第87話

 


駆け足でプーちゃんたちと別れたところに戻ると、既にそこには女王様の姿はありませんでした。


「はぁはぁ・・・。プーちゃん、女王様は・・・?」


もう年なのか、それとも久々に走ったからなのか息が切れる。


そんなに長い距離を走った訳でもないのに。


すぐに戻ってきたはずなのに、すでに女王様の姿はなかった。


あるのはプーちゃんの姿だけ。


しかも、しょんぼりしているとはいったいどういうことなのか。


『あの厄介な女は帰ったぞ。マユ、我は飛べぬ。』


「え?」


飛べないってどういうこと?


今まで宙に浮いた状態でふよふよ移動していたのに。


そういえば、プーちゃんは地面に横たわっている。


『魔力を封じ込められてしまった・・・。よって我は何も出来ぬ。歩くこともままならぬ。』


「はあ!?」


魔力を封じ込められたって!!あの短時間で!!


恐るべし、女王様・・・。


でも、歩けないってどういうことだろうか。


一応プーちゃんにも足は生えてる。身体の割には短い足だけれども。


いうなれば蜥蜴みたいな足だ。


「立てるでしょ?」


『立てぬ。』


そう言って、プーちゃんは足に力をこめて立ち上がろうとした。


だが、


ぬめりんっ。


乳液の効果で足が滑ってしまい立ち上がることができないのだ。


この分だと、なんとか立ち上がっても歩くこともできないだろう。かと言ってこのままうごうごともがきながら移動するのもどうかと思うし、むしろ日が暮れるだろう。


「プーちゃん、小さくなれる?」


小さくなってくれれば、ポケットに入れてプーちゃんを運ぶことができるんだけど・・・。

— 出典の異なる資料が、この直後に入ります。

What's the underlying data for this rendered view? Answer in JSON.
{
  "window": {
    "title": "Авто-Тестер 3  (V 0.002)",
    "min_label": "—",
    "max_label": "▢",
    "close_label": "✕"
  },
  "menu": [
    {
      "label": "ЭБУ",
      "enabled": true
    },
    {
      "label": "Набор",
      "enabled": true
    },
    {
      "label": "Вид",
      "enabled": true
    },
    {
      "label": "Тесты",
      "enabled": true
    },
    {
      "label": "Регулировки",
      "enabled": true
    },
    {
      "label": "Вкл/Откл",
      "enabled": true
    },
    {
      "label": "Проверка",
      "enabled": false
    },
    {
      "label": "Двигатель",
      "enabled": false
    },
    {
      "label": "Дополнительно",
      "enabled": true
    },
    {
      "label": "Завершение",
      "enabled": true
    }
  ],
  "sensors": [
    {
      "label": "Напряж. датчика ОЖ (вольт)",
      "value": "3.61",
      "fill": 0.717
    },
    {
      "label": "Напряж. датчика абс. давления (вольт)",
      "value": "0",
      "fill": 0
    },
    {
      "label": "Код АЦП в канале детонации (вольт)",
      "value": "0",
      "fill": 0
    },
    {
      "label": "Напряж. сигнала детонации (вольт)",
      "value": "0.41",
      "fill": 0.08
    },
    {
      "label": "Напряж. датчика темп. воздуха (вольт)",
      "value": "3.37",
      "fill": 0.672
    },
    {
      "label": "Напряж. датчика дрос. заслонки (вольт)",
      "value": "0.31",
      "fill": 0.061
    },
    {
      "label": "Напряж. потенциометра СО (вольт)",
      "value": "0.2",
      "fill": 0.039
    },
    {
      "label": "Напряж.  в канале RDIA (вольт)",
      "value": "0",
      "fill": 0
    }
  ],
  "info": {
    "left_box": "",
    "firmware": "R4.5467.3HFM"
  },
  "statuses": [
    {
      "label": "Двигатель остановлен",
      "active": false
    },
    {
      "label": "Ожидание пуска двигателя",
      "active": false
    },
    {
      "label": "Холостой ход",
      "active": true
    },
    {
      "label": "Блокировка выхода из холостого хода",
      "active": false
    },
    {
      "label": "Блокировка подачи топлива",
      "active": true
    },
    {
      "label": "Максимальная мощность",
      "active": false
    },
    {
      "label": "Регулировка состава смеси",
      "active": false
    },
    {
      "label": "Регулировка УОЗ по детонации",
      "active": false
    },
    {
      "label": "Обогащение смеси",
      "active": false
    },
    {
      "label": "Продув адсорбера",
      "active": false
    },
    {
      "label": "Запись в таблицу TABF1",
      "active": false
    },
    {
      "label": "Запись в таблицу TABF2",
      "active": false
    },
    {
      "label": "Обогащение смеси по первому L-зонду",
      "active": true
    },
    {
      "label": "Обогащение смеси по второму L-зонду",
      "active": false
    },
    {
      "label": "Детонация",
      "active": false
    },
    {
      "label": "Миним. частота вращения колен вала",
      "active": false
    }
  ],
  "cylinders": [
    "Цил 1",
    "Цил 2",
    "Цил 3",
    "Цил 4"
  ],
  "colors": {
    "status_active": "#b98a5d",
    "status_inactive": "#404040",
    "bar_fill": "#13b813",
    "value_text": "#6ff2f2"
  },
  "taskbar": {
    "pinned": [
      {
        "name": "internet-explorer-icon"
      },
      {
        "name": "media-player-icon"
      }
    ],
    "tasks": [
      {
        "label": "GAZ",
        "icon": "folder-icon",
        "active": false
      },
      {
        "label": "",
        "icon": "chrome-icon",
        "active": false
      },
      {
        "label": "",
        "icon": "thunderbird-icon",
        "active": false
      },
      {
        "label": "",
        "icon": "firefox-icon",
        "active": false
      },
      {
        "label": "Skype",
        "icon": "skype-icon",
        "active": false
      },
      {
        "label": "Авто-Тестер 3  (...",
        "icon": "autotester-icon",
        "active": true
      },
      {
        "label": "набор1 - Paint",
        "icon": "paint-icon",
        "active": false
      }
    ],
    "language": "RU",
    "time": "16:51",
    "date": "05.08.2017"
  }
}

『・・・無理だ。魔力を封じこめられたゆえ、小さくはなれぬ・・・。』


弱弱しいプーちゃんの声が聞こえてきた。


プーちゃんも魔力を封じ込められたことなんてないから、不安でいっぱいな様子だ。


それに加え、乳液の効果で全身滑っている状態だし。


どうしろっていうの、コレ・・・。


って決まっているよね。


さっさと効果が消える乳液なり化粧水なりを作ればいいんだよね。


でも、この効果は乳液によるものだから、やっぱり乳液で効果を打ち消すべきなのだろうか。

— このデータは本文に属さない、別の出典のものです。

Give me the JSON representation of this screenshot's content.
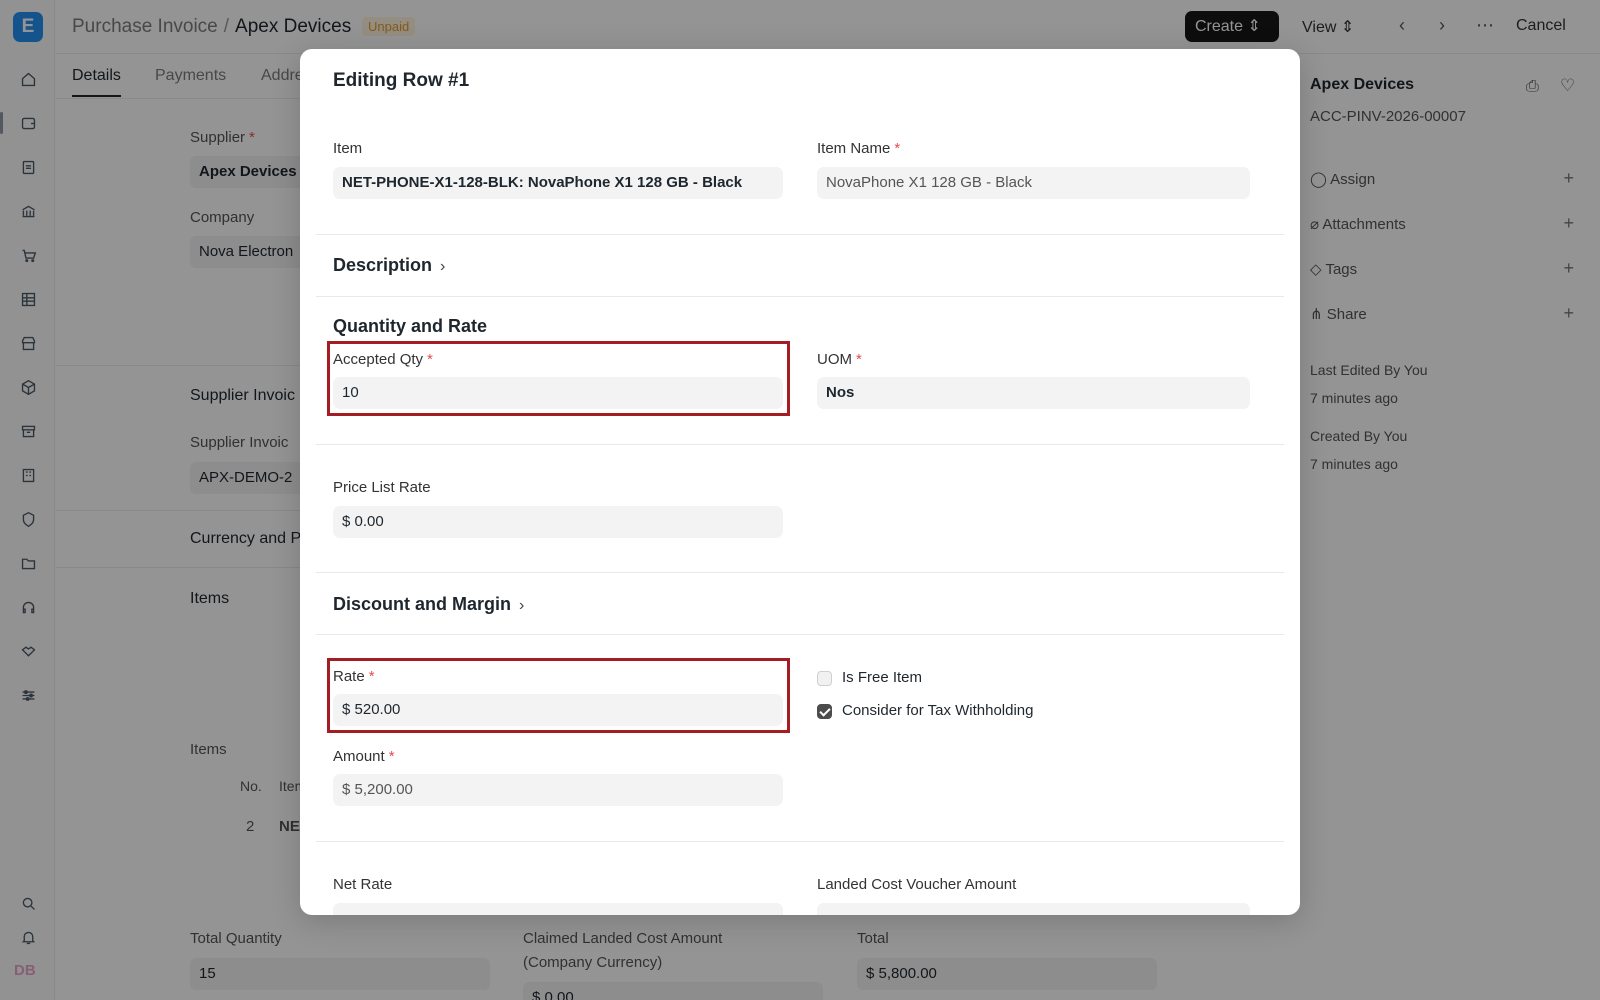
{
  "app": {
    "logo_letter": "E",
    "user_initials": "DB",
    "sidebar_icons": [
      "home-icon",
      "wallet-icon",
      "document-icon",
      "bank-icon",
      "cart-icon",
      "table-icon",
      "store-icon",
      "package-icon",
      "archive-icon",
      "building-icon",
      "shield-icon",
      "folder-icon",
      "headset-icon",
      "handshake-icon",
      "sliders-icon",
      "search-icon",
      "bell-icon"
    ]
  },
  "header": {
    "doctype": "Purchase Invoice",
    "separator": "/",
    "record": "Apex Devices",
    "status": "Unpaid",
    "create_label": "Create",
    "view_label": "View",
    "cancel_label": "Cancel"
  },
  "tabs": [
    "Details",
    "Payments",
    "Addre"
  ],
  "form_bg": {
    "supplier_label": "Supplier",
    "supplier_value": "Apex Devices",
    "company_label": "Company",
    "company_value": "Nova Electron",
    "supplier_invoice_section": "Supplier Invoic",
    "supplier_invoice_label": "Supplier Invoic",
    "supplier_invoice_value": "APX-DEMO-2",
    "currency_section": "Currency and P",
    "items_section": "Items",
    "items_label": "Items",
    "items_col_no": "No.",
    "items_col_item": "Item",
    "items_row_no": "2",
    "items_row_item": "NE",
    "total_qty_label": "Total Quantity",
    "total_qty_value": "15",
    "claimed_label_1": "Claimed Landed Cost Amount",
    "claimed_label_2": "(Company Currency)",
    "claimed_value": "$ 0.00",
    "total_label": "Total",
    "total_value": "$ 5,800.00"
  },
  "right_panel": {
    "title": "Apex Devices",
    "doc_id": "ACC-PINV-2026-00007",
    "assign": "Assign",
    "attachments": "Attachments",
    "tags": "Tags",
    "share": "Share",
    "last_edited": "Last Edited By You",
    "last_edited_time": "7 minutes ago",
    "created": "Created By You",
    "created_time": "7 minutes ago"
  },
  "modal": {
    "title": "Editing Row #1",
    "item_label": "Item",
    "item_value": "NET-PHONE-X1-128-BLK: NovaPhone X1 128 GB - Black",
    "item_name_label": "Item Name",
    "item_name_value": "NovaPhone X1 128 GB - Black",
    "description_section": "Description",
    "qty_rate_section": "Quantity and Rate",
    "accepted_qty_label": "Accepted Qty",
    "accepted_qty_value": "10",
    "uom_label": "UOM",
    "uom_value": "Nos",
    "price_list_rate_label": "Price List Rate",
    "price_list_rate_value": "$ 0.00",
    "discount_section": "Discount and Margin",
    "rate_label": "Rate",
    "rate_value": "$ 520.00",
    "is_free_item_label": "Is Free Item",
    "is_free_item_checked": false,
    "tax_withholding_label": "Consider for Tax Withholding",
    "tax_withholding_checked": true,
    "amount_label": "Amount",
    "amount_value": "$ 5,200.00",
    "net_rate_label": "Net Rate",
    "landed_cost_label": "Landed Cost Voucher Amount",
    "required_marker": "*",
    "chevron": "›",
    "highlight_color": "#a31d22"
  }
}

私、未だかつて滑る効果の乳液しか作れた試しがないんだけど。


『マユさん。今どこにいますか?』


プーちゃんをどうしようかと考えていたら、マコトさんからの念話が届いた。


「王都の門のところにいます。プーちゃんが魔力を封じ込められてしまって、自力で動けない状態なんです。」


『ふぅ。わかりました。今行きます。まったくパールバティーは・・・。』


プーちゃんが魔力を封じ込められてしまったことを告げると、マコトさんが来てくれるという。


よかった。


マコトさんなら、シロとクロの力を借りて転移することができるから、プーちゃんも回収可能だね。

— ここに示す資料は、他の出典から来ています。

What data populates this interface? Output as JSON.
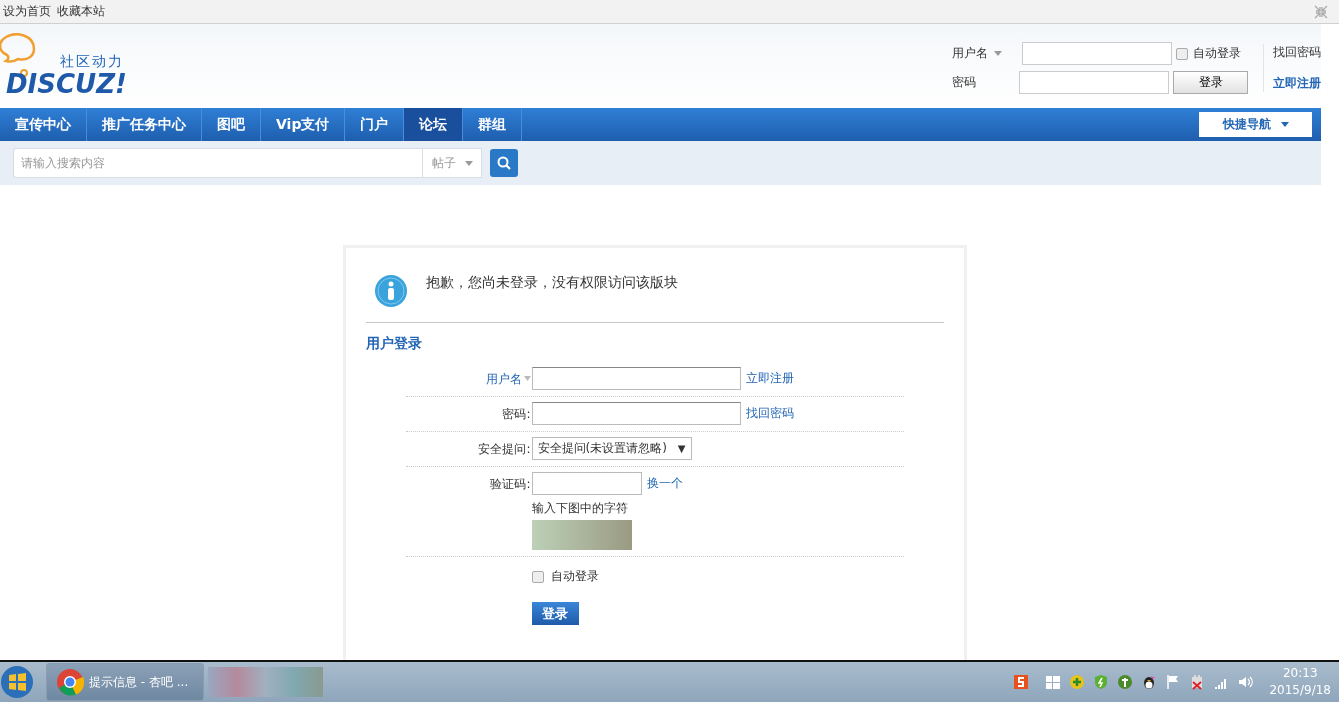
{
  "top_links": [
    "设为首页",
    "收藏本站"
  ],
  "logo": {
    "tagline": "社区动力",
    "wordmark": "DISCUZ!"
  },
  "header_login": {
    "username_label": "用户名",
    "password_label": "密码",
    "auto_login": {
      "label": "自动登录",
      "checked": false
    },
    "login_button": "登录",
    "forgot_link": "找回密码",
    "register_link": "立即注册"
  },
  "nav": {
    "items": [
      {
        "label": "宣传中心",
        "selected": false
      },
      {
        "label": "推广任务中心",
        "selected": false
      },
      {
        "label": "图吧",
        "selected": false
      },
      {
        "label": "Vip支付",
        "selected": false
      },
      {
        "label": "门户",
        "selected": false
      },
      {
        "label": "论坛",
        "selected": true
      },
      {
        "label": "群组",
        "selected": false
      }
    ],
    "quick_nav": "快捷导航"
  },
  "search": {
    "placeholder": "请输入搜索内容",
    "scope": "帖子"
  },
  "message": "抱歉，您尚未登录，没有权限访问该版块",
  "login_form": {
    "title": "用户登录",
    "rows": [
      {
        "kind": "input",
        "label": "用户名",
        "has_caret": true,
        "link": "立即注册"
      },
      {
        "kind": "input",
        "label": "密码:",
        "link": "找回密码"
      },
      {
        "kind": "select",
        "label": "安全提问:",
        "value": "安全提问(未设置请忽略)",
        "arrow": "▼"
      },
      {
        "kind": "captcha",
        "label": "验证码:",
        "link": "换一个",
        "hint": "输入下图中的字符"
      }
    ],
    "auto_login": {
      "label": "自动登录",
      "checked": false
    },
    "submit": "登录"
  },
  "taskbar": {
    "window_title": "提示信息 - 杏吧 ...",
    "time": "20:13",
    "date": "2015/9/18"
  }
}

ほどなくして、マコトさんがシロとクロの力を借りて転移してきた。


「まったく、青竜ともあろうお方が、どうして魔力なんて封じられちゃうんですか・・・。」


『むっ!マコトのせいでもあるぞ!マコトの魔道具を使ったと言っていたのだからなっ!』


マコトさんが呆れたように呟けば、プーちゃんが反論する。


って、マコトさんの魔道具がかかわっていたんですか・・・。


人のこと言えないけど、マコトさんもだいぶ酷い魔道具を作るなぁ。


「はははっ。若気の至りだよ。」


「マコトさん、解除するにはどうしたら?」


「んー。解除の方法までは考えていなかったんだよねぇ。」


顎に手をあてて、考えこんでしまうマコトさん。


プーちゃんはその言葉にガックシと項垂れた。


「魔道具作るときは効果が解除できることを確認してから作ってくださいよ!それか、解除できないんだったら流通させないでくださいーーーっ!!」


私の叫び声が辺りに響き渡った。


『人のこと言えぬと思うが・・・。乳液の効果の解除・・・。』


プーちゃんがぼそっと何か言ったような気がするけど、よく聞こえなかった。